Evaluating Professional Acceptability of LLM-Generated Systematic Review Summaries in Healthcare: Psychiatrists’ Perspectives
Proceedings of the Third Workshop on Patient-Oriented Language Processing (CL4Health) @ LREC 2026
Abstract
Cochrane systematic reviews evaluate the effectiveness and safety of medical interventions. Patients can benefit from clinicians’ integration of outcomes of these reviews into their daily practices. However, systematic reviews are usually long documents; even their abstracts can extend to 1000 words, making rapid appraisal challenging for busy health professionals.
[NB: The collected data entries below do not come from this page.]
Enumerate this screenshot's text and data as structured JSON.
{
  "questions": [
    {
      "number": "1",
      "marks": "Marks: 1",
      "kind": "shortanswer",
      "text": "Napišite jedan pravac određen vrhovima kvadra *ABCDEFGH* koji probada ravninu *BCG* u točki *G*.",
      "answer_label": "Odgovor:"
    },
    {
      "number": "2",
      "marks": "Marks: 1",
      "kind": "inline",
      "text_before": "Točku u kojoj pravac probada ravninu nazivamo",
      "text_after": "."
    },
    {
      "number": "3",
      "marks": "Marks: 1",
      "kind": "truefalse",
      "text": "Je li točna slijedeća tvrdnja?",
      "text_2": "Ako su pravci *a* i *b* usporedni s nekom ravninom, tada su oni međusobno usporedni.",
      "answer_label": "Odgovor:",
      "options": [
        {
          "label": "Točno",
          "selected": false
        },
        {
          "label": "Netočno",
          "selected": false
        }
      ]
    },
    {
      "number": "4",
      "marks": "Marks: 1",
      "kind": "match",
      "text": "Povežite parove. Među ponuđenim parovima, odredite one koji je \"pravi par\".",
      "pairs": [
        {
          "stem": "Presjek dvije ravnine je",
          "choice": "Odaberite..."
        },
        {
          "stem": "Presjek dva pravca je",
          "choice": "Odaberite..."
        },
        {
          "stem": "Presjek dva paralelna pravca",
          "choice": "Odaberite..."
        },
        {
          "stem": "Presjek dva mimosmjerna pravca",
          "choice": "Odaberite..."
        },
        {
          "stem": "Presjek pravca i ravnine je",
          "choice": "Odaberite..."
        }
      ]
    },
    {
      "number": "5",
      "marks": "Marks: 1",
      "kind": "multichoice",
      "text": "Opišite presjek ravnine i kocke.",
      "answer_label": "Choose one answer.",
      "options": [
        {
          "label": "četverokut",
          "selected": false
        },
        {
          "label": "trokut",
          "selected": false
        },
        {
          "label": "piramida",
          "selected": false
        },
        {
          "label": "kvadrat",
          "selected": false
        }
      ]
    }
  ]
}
Large language models (LLMs) offer potential to further distil these abstracts. Nevertheless, generating high-quality, clinician-oriented summaries in this context is non-trivial. They must comprehensively cover the original abstract, while remaining accurate and professionally acceptable, i.e., retaining all clinically important details. To address this challenge, we have developed a novel dataset, PsycSumEval, comprising summaries generated by four different LLMs for 115 Cochrane abstracts concerning mental health. Psychiatrists evaluated each summary across nine content dimensions, assigning scores and providing free-text justifications that highlight inaccuracies and missing details. The corpus provides fine-grained insight into how psychiatrists assess professional acceptability of compressed medical evidence. Rather than treating agreement as a merely statistical endpoint, we capture structured expert judgments alongside their rationales, enabling transparent analysis of where professional norms are stable and where interpretive latitude persists. We contribute both a rigorous evaluation dataset and an explicit model of expert acceptability criteria for medical evidence summarisation.